Frameworks of risk for living donors can include descriptive experience among donors, within-donor subgroup comparisons, and comparisons of donor experience to non-donors (general population or selected) (15). The current study was explicitly designed as a within-donor comparison, and while the design does not quantify the impact of donation itself, there are potential applications of the findings for predonation counseling and postdonation follow-up. In 2013, OPTN/United Network for Organ Sharing (UNOS) implemented a Policy for the Informed Consent of living donors in the U.S. that defines minimum standards for disclosure of possible short- and long-term risks of donation applicable to all donors (36). Because African Americans are not well represented in large single center cohort studies performed to date (6-9), data from these published cohorts may not generalize to African American donors. Our findings support use of race-stratified outcomes information when available in counseling African American potential donors. Our results also reinforce the need for regular follow-up and access to healthcare for all donors, so that any health conditions that develop over time can be recognized and managed early. Gibney et al found that, overall, 18% of living donors in a recent U.S. sample lacked insurance at donation, and insurance access varied demographically, such that 30-40% of young, African American male donors were uninsured (37). Further, followup reporting deficiencies by centers are greater in the groups most likely to lack insurance (5). Donors in our study sample had private insurance during observation, and it is possible that racial disparities in post-donation health outcomes are greater among uninsured donors.

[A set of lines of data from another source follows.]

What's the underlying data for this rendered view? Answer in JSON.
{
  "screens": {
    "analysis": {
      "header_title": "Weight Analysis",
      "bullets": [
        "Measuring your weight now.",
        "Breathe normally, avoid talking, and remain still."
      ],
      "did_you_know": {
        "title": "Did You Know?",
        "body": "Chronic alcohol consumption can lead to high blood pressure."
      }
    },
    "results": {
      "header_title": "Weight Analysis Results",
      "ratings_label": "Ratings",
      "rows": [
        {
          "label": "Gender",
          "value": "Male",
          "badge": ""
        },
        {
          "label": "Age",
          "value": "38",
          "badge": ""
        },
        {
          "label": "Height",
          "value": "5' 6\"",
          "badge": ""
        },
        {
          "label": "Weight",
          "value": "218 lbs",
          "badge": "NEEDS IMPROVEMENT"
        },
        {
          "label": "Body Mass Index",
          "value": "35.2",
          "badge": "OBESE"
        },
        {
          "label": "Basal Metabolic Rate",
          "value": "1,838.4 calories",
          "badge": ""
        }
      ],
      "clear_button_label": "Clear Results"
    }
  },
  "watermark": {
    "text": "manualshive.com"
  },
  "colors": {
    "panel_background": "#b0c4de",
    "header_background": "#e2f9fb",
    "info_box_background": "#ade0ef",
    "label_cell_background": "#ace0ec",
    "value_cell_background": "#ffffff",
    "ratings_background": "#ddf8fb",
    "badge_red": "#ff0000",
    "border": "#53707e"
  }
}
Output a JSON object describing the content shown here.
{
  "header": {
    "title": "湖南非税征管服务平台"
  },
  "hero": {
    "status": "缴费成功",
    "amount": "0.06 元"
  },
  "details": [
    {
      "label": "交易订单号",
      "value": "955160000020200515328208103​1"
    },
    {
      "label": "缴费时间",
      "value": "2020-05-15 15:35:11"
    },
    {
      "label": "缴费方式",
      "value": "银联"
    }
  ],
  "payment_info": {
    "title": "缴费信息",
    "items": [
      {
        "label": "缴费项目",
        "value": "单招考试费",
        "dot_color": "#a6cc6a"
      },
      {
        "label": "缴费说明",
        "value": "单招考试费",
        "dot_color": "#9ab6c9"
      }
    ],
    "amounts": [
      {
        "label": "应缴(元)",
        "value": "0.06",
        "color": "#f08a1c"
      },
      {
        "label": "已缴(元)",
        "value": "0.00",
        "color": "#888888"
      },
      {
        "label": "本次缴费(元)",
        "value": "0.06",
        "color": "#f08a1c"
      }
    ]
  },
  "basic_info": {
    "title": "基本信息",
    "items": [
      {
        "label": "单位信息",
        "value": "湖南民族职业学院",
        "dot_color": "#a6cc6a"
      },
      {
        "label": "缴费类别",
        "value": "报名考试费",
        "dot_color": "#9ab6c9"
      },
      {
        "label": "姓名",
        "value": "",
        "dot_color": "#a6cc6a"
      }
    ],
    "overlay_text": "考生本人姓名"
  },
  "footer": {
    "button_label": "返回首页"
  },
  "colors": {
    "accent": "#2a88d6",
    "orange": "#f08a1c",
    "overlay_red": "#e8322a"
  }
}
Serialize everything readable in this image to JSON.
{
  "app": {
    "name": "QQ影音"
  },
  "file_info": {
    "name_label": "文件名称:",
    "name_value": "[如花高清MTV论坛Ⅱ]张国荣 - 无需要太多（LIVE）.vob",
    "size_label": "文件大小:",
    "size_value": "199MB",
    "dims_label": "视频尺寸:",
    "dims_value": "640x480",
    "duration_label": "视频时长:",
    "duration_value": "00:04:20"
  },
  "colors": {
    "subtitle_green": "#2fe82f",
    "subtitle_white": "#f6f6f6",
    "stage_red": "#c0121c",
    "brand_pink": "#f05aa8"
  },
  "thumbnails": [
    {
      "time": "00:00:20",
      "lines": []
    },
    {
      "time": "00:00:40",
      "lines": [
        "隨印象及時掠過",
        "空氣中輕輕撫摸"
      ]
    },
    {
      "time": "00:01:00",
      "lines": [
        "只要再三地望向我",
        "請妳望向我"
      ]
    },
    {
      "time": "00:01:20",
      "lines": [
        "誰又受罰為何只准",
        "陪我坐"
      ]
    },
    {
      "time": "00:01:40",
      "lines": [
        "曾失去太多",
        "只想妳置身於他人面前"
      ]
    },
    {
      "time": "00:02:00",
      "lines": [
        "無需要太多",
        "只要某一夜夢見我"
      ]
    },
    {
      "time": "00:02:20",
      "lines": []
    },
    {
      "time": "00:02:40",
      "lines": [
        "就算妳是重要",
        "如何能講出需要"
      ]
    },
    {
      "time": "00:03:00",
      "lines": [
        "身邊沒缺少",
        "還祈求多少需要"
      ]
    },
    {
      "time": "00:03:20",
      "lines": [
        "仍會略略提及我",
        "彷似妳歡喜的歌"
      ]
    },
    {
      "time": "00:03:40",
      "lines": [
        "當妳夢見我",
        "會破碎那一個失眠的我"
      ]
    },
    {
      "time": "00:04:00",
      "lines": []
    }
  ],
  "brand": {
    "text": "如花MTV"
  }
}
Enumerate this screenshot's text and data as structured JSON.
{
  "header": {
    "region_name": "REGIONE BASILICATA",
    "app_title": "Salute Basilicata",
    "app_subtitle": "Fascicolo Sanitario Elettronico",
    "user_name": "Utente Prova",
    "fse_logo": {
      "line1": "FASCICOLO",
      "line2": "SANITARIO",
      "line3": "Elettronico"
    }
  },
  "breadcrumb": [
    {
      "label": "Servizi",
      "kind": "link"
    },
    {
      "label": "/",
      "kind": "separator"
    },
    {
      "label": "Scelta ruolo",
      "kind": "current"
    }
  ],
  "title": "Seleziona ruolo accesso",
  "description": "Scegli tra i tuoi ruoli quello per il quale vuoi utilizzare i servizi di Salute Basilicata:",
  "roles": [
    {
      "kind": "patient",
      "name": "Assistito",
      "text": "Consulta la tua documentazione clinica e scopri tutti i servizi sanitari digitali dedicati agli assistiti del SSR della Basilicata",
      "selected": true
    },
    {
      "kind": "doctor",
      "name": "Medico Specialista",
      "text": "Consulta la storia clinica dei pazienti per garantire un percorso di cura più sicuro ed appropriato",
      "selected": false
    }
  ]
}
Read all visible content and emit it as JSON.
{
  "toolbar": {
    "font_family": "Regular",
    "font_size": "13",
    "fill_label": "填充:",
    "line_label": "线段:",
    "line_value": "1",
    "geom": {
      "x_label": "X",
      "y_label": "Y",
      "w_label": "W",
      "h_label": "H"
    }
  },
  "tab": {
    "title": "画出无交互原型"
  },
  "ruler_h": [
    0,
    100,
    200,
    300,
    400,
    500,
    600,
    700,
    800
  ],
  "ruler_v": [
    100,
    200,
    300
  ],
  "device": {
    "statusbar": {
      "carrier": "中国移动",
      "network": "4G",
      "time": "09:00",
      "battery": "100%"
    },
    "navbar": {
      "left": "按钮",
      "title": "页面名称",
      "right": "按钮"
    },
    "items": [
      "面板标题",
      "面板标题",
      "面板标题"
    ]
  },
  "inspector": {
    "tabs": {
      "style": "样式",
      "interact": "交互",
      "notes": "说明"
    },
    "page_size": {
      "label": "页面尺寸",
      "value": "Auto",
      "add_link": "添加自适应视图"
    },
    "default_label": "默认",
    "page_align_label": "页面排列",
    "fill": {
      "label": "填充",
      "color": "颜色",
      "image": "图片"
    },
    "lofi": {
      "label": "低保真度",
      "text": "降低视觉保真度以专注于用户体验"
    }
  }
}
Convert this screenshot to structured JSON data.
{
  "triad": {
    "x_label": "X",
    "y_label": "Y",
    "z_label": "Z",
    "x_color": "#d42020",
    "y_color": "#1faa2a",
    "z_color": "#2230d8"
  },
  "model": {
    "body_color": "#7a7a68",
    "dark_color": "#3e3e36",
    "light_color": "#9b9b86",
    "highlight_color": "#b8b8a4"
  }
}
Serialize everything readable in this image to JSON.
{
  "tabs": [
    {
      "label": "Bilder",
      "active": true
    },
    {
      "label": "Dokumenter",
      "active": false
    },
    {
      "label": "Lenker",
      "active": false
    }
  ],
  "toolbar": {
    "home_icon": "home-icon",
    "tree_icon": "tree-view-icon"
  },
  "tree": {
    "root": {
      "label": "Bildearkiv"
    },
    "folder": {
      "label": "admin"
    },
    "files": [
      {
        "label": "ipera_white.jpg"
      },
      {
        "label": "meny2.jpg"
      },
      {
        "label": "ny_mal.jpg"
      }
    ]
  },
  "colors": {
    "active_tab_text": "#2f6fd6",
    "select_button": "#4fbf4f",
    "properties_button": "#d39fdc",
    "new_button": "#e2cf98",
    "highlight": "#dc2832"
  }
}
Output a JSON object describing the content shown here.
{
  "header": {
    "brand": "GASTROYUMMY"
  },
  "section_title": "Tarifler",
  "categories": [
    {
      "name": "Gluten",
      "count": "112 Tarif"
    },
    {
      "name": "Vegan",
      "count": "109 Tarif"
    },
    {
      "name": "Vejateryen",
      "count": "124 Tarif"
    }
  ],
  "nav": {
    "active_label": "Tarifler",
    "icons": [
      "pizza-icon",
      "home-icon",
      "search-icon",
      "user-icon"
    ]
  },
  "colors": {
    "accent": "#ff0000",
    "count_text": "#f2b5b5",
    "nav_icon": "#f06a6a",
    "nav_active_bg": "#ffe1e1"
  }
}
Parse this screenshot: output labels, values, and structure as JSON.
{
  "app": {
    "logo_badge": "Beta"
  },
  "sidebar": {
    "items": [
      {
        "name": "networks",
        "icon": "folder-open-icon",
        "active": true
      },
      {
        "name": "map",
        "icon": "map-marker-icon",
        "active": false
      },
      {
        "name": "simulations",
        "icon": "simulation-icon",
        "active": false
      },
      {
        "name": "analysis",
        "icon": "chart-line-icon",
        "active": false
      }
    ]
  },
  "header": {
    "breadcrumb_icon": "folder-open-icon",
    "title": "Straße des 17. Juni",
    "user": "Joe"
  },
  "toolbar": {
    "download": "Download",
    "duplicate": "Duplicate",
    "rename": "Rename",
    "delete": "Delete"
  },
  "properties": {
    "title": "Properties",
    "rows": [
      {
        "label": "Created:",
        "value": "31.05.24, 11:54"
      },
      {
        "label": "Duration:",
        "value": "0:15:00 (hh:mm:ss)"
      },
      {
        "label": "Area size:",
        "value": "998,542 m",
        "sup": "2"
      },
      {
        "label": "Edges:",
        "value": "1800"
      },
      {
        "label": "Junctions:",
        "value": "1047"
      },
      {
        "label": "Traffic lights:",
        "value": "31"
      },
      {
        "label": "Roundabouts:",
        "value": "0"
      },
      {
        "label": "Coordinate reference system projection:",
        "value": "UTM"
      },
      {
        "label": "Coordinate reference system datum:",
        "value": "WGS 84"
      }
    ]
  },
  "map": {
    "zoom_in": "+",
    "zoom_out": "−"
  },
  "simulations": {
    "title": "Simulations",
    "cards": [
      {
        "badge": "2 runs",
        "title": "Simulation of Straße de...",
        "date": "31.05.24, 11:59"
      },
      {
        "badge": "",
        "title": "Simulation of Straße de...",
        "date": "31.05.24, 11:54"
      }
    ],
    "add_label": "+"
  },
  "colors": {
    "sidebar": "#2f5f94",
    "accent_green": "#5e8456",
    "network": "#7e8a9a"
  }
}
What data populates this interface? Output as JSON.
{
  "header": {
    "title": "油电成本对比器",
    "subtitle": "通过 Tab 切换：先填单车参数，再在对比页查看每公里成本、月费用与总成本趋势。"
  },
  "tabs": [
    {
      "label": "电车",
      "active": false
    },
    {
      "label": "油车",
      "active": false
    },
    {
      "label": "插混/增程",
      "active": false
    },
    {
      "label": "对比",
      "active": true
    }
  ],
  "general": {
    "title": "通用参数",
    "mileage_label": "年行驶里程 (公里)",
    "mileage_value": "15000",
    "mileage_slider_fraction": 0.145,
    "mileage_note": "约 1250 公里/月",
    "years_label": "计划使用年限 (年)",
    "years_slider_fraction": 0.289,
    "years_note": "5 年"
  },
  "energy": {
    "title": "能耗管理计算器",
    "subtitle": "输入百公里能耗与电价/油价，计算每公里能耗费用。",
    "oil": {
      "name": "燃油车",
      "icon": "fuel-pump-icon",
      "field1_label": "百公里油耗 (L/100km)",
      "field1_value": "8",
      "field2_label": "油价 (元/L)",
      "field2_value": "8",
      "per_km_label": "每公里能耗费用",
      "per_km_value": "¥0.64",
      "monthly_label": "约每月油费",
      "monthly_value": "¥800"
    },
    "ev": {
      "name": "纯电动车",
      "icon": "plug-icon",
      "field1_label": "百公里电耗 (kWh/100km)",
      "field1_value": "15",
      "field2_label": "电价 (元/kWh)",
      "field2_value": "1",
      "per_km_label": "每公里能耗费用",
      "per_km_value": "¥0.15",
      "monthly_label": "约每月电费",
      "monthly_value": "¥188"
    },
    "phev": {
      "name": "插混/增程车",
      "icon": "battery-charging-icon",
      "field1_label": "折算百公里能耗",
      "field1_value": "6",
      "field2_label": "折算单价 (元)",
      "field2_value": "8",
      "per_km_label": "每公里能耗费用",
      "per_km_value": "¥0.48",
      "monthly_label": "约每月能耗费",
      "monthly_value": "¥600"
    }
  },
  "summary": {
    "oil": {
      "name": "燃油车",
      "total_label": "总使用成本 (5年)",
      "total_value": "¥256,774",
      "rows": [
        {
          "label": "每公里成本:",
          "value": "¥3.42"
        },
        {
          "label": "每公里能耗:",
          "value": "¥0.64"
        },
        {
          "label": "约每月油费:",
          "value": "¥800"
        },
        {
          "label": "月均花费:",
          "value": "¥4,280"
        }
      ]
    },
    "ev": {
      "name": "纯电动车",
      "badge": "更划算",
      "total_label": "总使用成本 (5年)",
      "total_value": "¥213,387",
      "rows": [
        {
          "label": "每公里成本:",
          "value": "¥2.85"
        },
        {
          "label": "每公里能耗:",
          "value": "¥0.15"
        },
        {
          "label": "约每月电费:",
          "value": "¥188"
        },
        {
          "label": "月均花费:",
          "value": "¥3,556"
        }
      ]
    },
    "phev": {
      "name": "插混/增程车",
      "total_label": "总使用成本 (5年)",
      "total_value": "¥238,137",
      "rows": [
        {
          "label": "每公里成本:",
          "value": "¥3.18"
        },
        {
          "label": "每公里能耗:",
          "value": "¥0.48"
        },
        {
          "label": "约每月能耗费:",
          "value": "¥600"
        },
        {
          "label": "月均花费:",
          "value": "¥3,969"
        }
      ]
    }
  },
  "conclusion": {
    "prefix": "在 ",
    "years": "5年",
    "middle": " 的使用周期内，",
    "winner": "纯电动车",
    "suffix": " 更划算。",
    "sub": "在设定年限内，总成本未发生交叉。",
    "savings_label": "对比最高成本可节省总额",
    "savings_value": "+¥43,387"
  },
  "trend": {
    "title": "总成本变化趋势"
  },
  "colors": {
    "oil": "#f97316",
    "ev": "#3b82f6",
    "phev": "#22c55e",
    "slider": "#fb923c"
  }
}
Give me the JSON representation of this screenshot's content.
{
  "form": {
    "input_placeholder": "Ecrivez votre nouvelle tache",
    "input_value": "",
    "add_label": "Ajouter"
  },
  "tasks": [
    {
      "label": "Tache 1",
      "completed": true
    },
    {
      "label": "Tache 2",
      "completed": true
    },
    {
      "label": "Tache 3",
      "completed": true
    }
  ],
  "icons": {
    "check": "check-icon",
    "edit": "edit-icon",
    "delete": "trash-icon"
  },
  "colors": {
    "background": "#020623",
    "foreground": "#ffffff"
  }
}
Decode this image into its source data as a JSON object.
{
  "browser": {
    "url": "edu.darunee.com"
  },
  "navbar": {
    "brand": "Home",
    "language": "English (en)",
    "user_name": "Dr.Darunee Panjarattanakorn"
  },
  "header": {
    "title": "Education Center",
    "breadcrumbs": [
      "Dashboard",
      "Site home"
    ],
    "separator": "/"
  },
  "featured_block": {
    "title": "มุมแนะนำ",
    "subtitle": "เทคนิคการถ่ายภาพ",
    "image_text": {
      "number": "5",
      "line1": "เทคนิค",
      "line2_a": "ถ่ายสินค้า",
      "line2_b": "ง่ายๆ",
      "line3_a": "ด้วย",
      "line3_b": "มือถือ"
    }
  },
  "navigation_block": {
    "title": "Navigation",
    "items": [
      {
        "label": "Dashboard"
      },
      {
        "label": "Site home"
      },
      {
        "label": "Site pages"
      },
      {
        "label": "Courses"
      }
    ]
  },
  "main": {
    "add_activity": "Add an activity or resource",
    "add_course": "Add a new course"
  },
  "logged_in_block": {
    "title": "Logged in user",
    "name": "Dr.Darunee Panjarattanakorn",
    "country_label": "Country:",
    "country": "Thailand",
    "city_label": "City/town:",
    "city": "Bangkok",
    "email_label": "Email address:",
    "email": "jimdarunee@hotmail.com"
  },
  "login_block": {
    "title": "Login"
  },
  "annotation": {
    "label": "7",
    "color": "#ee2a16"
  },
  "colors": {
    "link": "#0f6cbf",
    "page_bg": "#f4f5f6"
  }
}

Regarding donor selection, some clinical practice guidelines have recommended more stringent selection criteria for African American potential donors, such as with regard to predonation blood pressure (38, 39). The stringency of donor selection has inherent tensions with the high need for donated organs in the African American population. Compared with Caucasian ESRD patients, African American patients with ESRD have lower access to transplantation including live donor transplants (40, 41). African American transplant candidates are less likely to identify potential living donors, and their potential living donors are less likely to donate for reasons including medical exclusions (42). Race alone should not be used to discourage evaluation for living donation. By identifying and excluding persons with overt predonation comorbidities, donor selection and screening practices have demonstrated value in reducing ESRD rates below rates in the unselected general population across racial groups (11, 12). However, to minimize preventable risk, novel approaches to risk stratifying African American living donors should be pursued.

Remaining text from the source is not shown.